Quote: BTW, I found it interesting that you took my last post to be so harsh. Methinks you may be pretty down on yourself. Don't be -- you are being very strong and compassionate. Notice that all I said really was... don't do things that hurt you, own your choices, be honest with yourself and others, choose things that you want. You aren't supposed to be perfect at this or even know how to handle it well. You haven't been through it before.

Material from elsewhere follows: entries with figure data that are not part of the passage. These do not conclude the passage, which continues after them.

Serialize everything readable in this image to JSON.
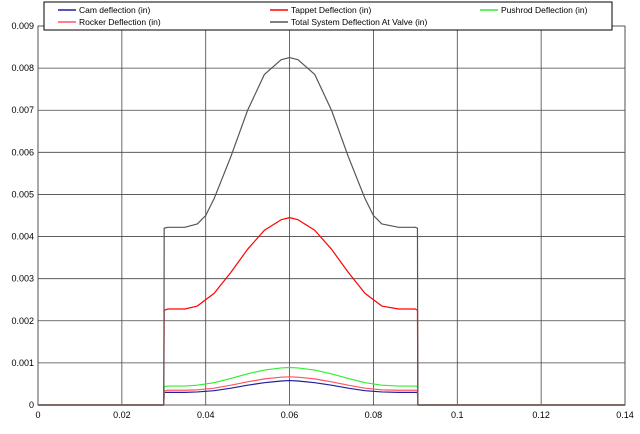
{
  "chart_data": {
    "type": "line",
    "title": "",
    "xlabel": "",
    "ylabel": "",
    "xlim": [
      0,
      0.14
    ],
    "ylim": [
      0,
      0.009
    ],
    "xticks": [
      "0",
      "0.02",
      "0.04",
      "0.06",
      "0.08",
      "0.1",
      "0.12",
      "0.14"
    ],
    "yticks": [
      "0",
      "0.001",
      "0.002",
      "0.003",
      "0.004",
      "0.005",
      "0.006",
      "0.007",
      "0.008",
      "0.009"
    ],
    "grid": true,
    "legend_position": "top",
    "series": [
      {
        "name": "Cam deflection (in)",
        "color": "#1f1f9e",
        "x": [
          0,
          0.03,
          0.0301,
          0.031,
          0.035,
          0.038,
          0.042,
          0.046,
          0.05,
          0.054,
          0.058,
          0.06,
          0.062,
          0.066,
          0.07,
          0.074,
          0.078,
          0.082,
          0.086,
          0.09,
          0.0905,
          0.0906,
          0.14
        ],
        "y": [
          0,
          0,
          0.0003,
          0.0003,
          0.0003,
          0.00031,
          0.00034,
          0.0004,
          0.00047,
          0.00053,
          0.00057,
          0.00058,
          0.00057,
          0.00053,
          0.00047,
          0.0004,
          0.00034,
          0.00031,
          0.0003,
          0.0003,
          0.0003,
          0,
          0
        ]
      },
      {
        "name": "Tappet Deflection (in)",
        "color": "#ff0000",
        "x": [
          0,
          0.03,
          0.0301,
          0.031,
          0.035,
          0.038,
          0.042,
          0.046,
          0.05,
          0.054,
          0.058,
          0.06,
          0.062,
          0.066,
          0.07,
          0.074,
          0.078,
          0.082,
          0.086,
          0.09,
          0.0905,
          0.0906,
          0.14
        ],
        "y": [
          0,
          0,
          0.00225,
          0.00228,
          0.00228,
          0.00235,
          0.00265,
          0.00315,
          0.0037,
          0.00415,
          0.0044,
          0.00445,
          0.0044,
          0.00415,
          0.0037,
          0.00315,
          0.00265,
          0.00235,
          0.00228,
          0.00228,
          0.00225,
          0,
          0
        ]
      },
      {
        "name": "Pushrod Deflection (in)",
        "color": "#33ee33",
        "x": [
          0,
          0.03,
          0.0301,
          0.031,
          0.035,
          0.038,
          0.042,
          0.046,
          0.05,
          0.054,
          0.058,
          0.06,
          0.062,
          0.066,
          0.07,
          0.074,
          0.078,
          0.082,
          0.086,
          0.09,
          0.0905,
          0.0906,
          0.14
        ],
        "y": [
          0,
          0,
          0.00044,
          0.00045,
          0.00045,
          0.00047,
          0.00053,
          0.00063,
          0.00074,
          0.00083,
          0.00088,
          0.00089,
          0.00088,
          0.00083,
          0.00074,
          0.00063,
          0.00053,
          0.00047,
          0.00045,
          0.00045,
          0.00044,
          0,
          0
        ]
      },
      {
        "name": "Rocker Deflection (in)",
        "color": "#ff5566",
        "x": [
          0,
          0.03,
          0.0301,
          0.031,
          0.035,
          0.038,
          0.042,
          0.046,
          0.05,
          0.054,
          0.058,
          0.06,
          0.062,
          0.066,
          0.07,
          0.074,
          0.078,
          0.082,
          0.086,
          0.09,
          0.0905,
          0.0906,
          0.14
        ],
        "y": [
          0,
          0,
          0.00034,
          0.00035,
          0.00035,
          0.00036,
          0.0004,
          0.00047,
          0.00055,
          0.00062,
          0.00066,
          0.00067,
          0.00066,
          0.00062,
          0.00055,
          0.00047,
          0.0004,
          0.00036,
          0.00035,
          0.00035,
          0.00034,
          0,
          0
        ]
      },
      {
        "name": "Total System Deflection At Valve (in)",
        "color": "#555555",
        "x": [
          0,
          0.03,
          0.0301,
          0.031,
          0.035,
          0.038,
          0.04,
          0.042,
          0.046,
          0.05,
          0.054,
          0.058,
          0.06,
          0.062,
          0.066,
          0.07,
          0.074,
          0.078,
          0.08,
          0.082,
          0.086,
          0.09,
          0.0905,
          0.0906,
          0.14
        ],
        "y": [
          0,
          0,
          0.0042,
          0.00422,
          0.00422,
          0.0043,
          0.0045,
          0.0049,
          0.0059,
          0.007,
          0.00785,
          0.0082,
          0.00825,
          0.0082,
          0.00785,
          0.007,
          0.0059,
          0.0049,
          0.0045,
          0.0043,
          0.00422,
          0.00422,
          0.0042,
          0,
          0
        ]
      }
    ]
  }
}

Thanks OT, I don't know if it's down on myself, or that I've always been way too critical of myself. Sometimes I do things that I think or feel are right as I'm doing them, then think about them later and find I should've/could've done them differently or better. I really appreciate your advice and don't want you to think I don't take it into consideration, because I do, as well as everyone elses. Maybe I don't want to be a "failure" to you guys!
Quote: I'm with you and GH on the confronting the SO thing. He is sending you mixed signals because he doesn't know what he wants. Crowding him on it will NOT help and is not loving. What I believe will help is giving you both emotional space.You may want to share where you are with him, though, or at least try to get it straight in your head.
I think I have things straight in my head, lol. Sometimes I try to "see" how I am towards him. It's hard. I rarely contact him - it's usually the other way around, most everything is intitiated by him. i try to look at our contact thru his eyes at times, just to try & see how he "sees" me: if I'm being aloof or distant or cold or open & friendly or whatever and, well, I don't do a very good job of that. Maybe that's why I post every little thing - just to get outsiders POV's as to what goes on between us and any different approaches, answers, etc.
Quote: P.S. How about a direct response to SO about why you don't text him etc..., rather than "I didn't know it was required." Gee, SO, I get confused about how to deal with your attention. I have really enjoyed spending time with you lately, and I hope we continue to do so, but in the process, I need to protect my feelings right now by maintaining some emotional space so that I can learn to have a wonderful life with you in it, not necessarily as SO.
OK - I've tried this. I think because I've been so wishy-washy lately, he doesn't completely believe me. Then there's the kids - he has no problem using them as an excuse to talk to me, lol. I usually stay away from that.
Quote: You are just in a tough place, receiving mixed signals and not doing a very good job interpreting them. None of us do.
Quote: I really like your idea of waiting, especially since you think he'll talk eventually. Let him take his time his way, and you take yours your way. The two WILL meet at some point and then you can talk in a way, and at a time, that works for both of you.
I think this is great advice, GH. I like the way you said it. Sometimes, he'll say things like He has no idea WHY I asked him moved out. Is he serious or WTH? Does he really not know?
Quote: Remaining wishy washy without clear boundaries will not help him with his confusion, nor you with living with it. But, you figured this out (Though, back off what exactly???) Or, you could put it in terms of an "I" statement...
"I" statement examples appreciated! LOL. Yes, me & MY wishy-washy"ness"....adds to his....equaling major confusion on all parts. I guess I know by stating my boundaries, it will indeed push him away - maybe for just a little while, maybe forever. That thought scares me. Perhaps a necessary evil for the long-term. No matter what the outcome.
Quote: By saying that you're still too emotionally dependent on him, all I was referencing was that you've been letting your need to feel his love get in the way of your decisions.
OH - OK, RB. Thanks for clarifying - that makes more sense to me. Thanks everyone, for your advice and comments.